Baca berita dengan sedikit iklan, klik di sini
TEMPO.CO, Jakarta - Bank Indonesia (BI) saat ini tengah mengkaji penerbitan mata uang digital atau central bank digital currency (CDBC). “Kami masih proses kajian awal, dan kajiannya akan terus kami lakukan lebih dalam lagi seperti yang dilakukan oleh bank sentral lain di dunia,” ujar Kepala Departemen Kebijakan Sistem Pembayaran Onny Widjanarko, di kantornya, Rabu 31 Januari 2018.
Onny menuturkan pihaknya menargetkan kajian tersebut setidaknya akan selesai pada 2020 mendatang. Menurut dia proses kajian mendalam membutuhkan waktu yang cukup panjang karena kompleksitas indikator dan implikasi. “Kajian harus clear dulu kalau sudah baru diputuskan go atau not go, jadi akan kami teliti terus,” ucapnya.

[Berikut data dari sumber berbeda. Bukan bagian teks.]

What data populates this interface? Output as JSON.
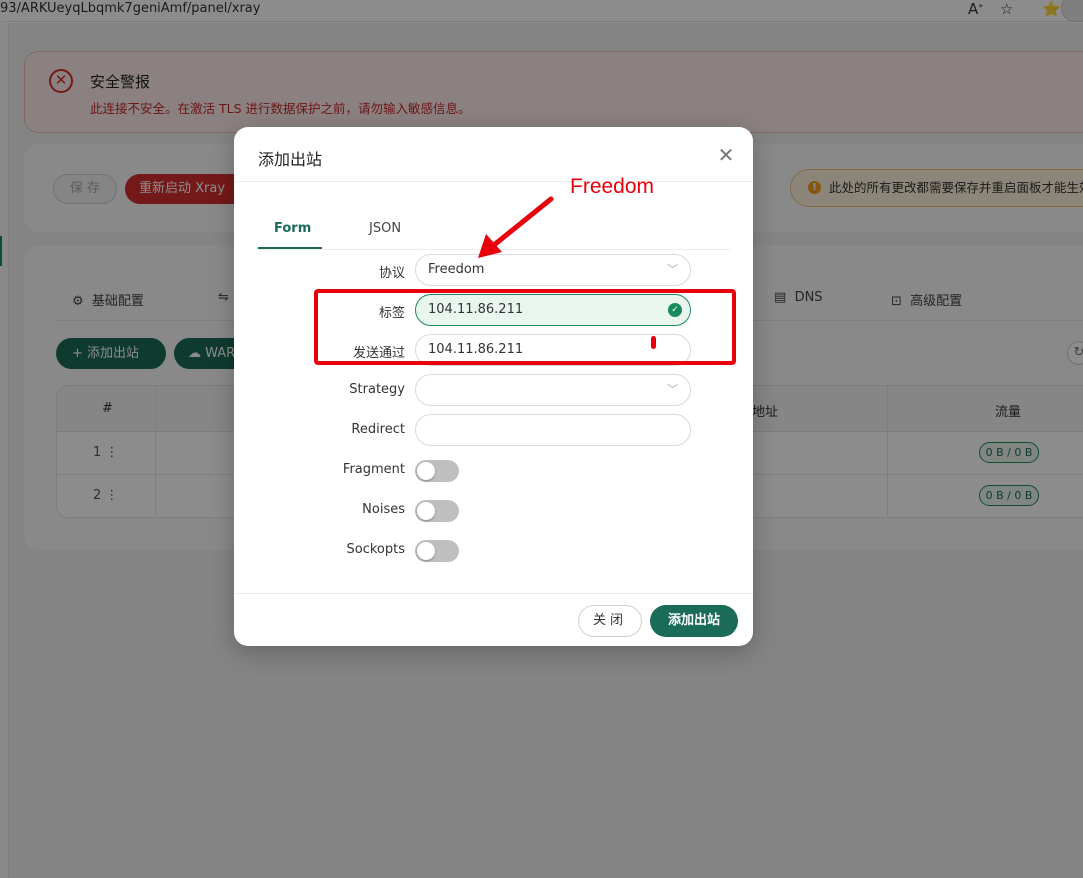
{
  "browser": {
    "url": "93/ARKUeyqLbqmk7geniAmf/panel/xray",
    "icons": [
      "read-aloud-icon",
      "favorite-star-icon",
      "reading-list-icon"
    ]
  },
  "alert": {
    "title": "安全警报",
    "description": "此连接不安全。在激活 TLS 进行数据保护之前，请勿输入敏感信息。"
  },
  "toolbar": {
    "save_label": "保 存",
    "restart_label": "重新启动 Xray",
    "notice": "此处的所有更改都需要保存并重启面板才能生效"
  },
  "page_tabs": [
    {
      "icon": "gear-icon",
      "label": "基础配置"
    },
    {
      "icon": "swap-icon",
      "label": ""
    },
    {
      "icon": "list-icon",
      "label": "DNS"
    },
    {
      "icon": "terminal-icon",
      "label": "高级配置"
    }
  ],
  "actions": {
    "add_outbound": "+ 添加出站",
    "warp": "WARP"
  },
  "table": {
    "headers": {
      "num": "#",
      "address": "地址",
      "traffic": "流量"
    },
    "rows": [
      {
        "num": "1",
        "traffic": "0 B / 0 B"
      },
      {
        "num": "2",
        "traffic": "0 B / 0 B"
      }
    ]
  },
  "modal": {
    "title": "添加出站",
    "tabs": {
      "form": "Form",
      "json": "JSON"
    },
    "fields": {
      "protocol": {
        "label": "协议",
        "value": "Freedom"
      },
      "tag": {
        "label": "标签",
        "value": "104.11.86.211"
      },
      "send_through": {
        "label": "发送通过",
        "value": "104.11.86.211"
      },
      "strategy": {
        "label": "Strategy",
        "value": ""
      },
      "redirect": {
        "label": "Redirect",
        "value": ""
      },
      "fragment": {
        "label": "Fragment",
        "on": false
      },
      "noises": {
        "label": "Noises",
        "on": false
      },
      "sockopts": {
        "label": "Sockopts",
        "on": false
      }
    },
    "close_label": "关闭",
    "submit_label": "添加出站"
  },
  "annotation": {
    "text": "Freedom",
    "color": "#e8000b"
  },
  "colors": {
    "primary": "#1a6b57",
    "danger": "#d32f2f",
    "warning_bg": "#fff4df"
  }
}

Simak: Ingin Berkarir di Bank Indonesia? Ini Kriterianya
Onny menjelaskan kajian yang dilakukan mencakup tentang biaya dan keuntungan atau cost and benefit CDBC hingga referensi penerapan serta kajian yang telah lebih dulu dilakukan di negara. Salah satu negara yang telah melakukan uji coba CDBC adalah Ekuador. “Kalau belum cermat kajiannya ya nggak akan dilakukan, Inggris sudah mulai kajian sejak 2016 tapi sampai sekarang belum selesai, langkah Ekuador ini berani.”
Poin penting dari kajian itu menurutu Onny adalah terkait dengan dampak atau implikasinya terhadap stabilitas sistem moneter, sistem keuangan, sistem pembayaran, dan perlindungan konsumen. “Begitu dengan dengan kesiapan infrastruktur juga pengamanannya nanti, kami ingin melihat semuanya,” katanya. Selanjutnya, Bank Indonesia juga harus melakukan harmonisasi dan menelaah regulasi yang telah ada seperti undang-undang mata uang. “Tujuan dari CDBC ini untuk menghargai teknologi menyesuaikan, jadi nanti seperti mata uang rupiah sekarang tapi digital.”
Onny menampik jika rencana kajian CDBC dilontarkan pasca ramainya penggunaan mata uang virtual atau virtual currency seperti bitcoin. Dia menegaskan penelitian dan kajian tersebut telah dimulai khususnya oleh bank-bank sentral negara lain sejak beberapa tahun lalu. CDBC pun berbeda dengan virtual currency seperti bitcoin. “CDBC tidak volatile seperti bitcoin, lalu mereka juga ada underlying-nya, legal tender, dikeluarkan oleh regulator, diatur dalam undang-undang tidak boleh ditolak,” ujarnya.
Ekonom PT Bank Central Asia Tbk David Sumual mengungkapkan penerbitan CDBC dimungkinkan untuk dilakukan untuk menggantikan mata uang rupiah dalam bentuk kertas dan logam saat ini. “Jadi yang diharapkan ke depan uang kartal yang saat ini jumlahnya Rp 590 triliun itu berkurang, beralih ke murni digital,” katanya, kepada Tempo. David menuturkan jika ingin diterapkan di Indonesia, aspek utama yang harus diperhatikan adalah kesiapan infrastruktur. “Karena kita kan negara kepulauan ya, proyek Palapa Ring 1,2,3 misalnya masih belum selesao, kan aneh kalau di beberapa negara sudah siap sisanya belum.”
David mengatakan selain aspek infrastruktur dan teknologi, hal lain yang harus diperhatikan adalaj aspek sosiologis masyarakat. “Berarti kan nanti ke depan penggunaan smartphone harus lebih terjangkau, ini bergantung pada pendapatan masyarakat, lalu jangan lupa juga kan saat ini tidak semua penduduk tinggal di perkotaan dan sudah terbiasa dengan teknologi,” ucapnya. Kesiapan dari sisi pengamanan infrastruktur penunjang juga harus menjadi prioritas. “Sistem finansial itu harus hati-hati sekali, jangan sampai mudah diretas, jadi jangan buru-buru juga nanti malah kacau.”
Sementara itu, menurut David mata uang digital juga memiliki manfaat di antaranya sebagai bentuk efisiensi karena tak perlu lagi melakukan pencetakan mata uang kertas maupun logam, serta memudahkan regulator untuk memantau jumlah uang beredar, hingga memudahkan pelacakan aliran transaksi keuangan untuk menghindari tindak pidana pencucian uang hingga pendanaan untuk terorisme dan narkotika.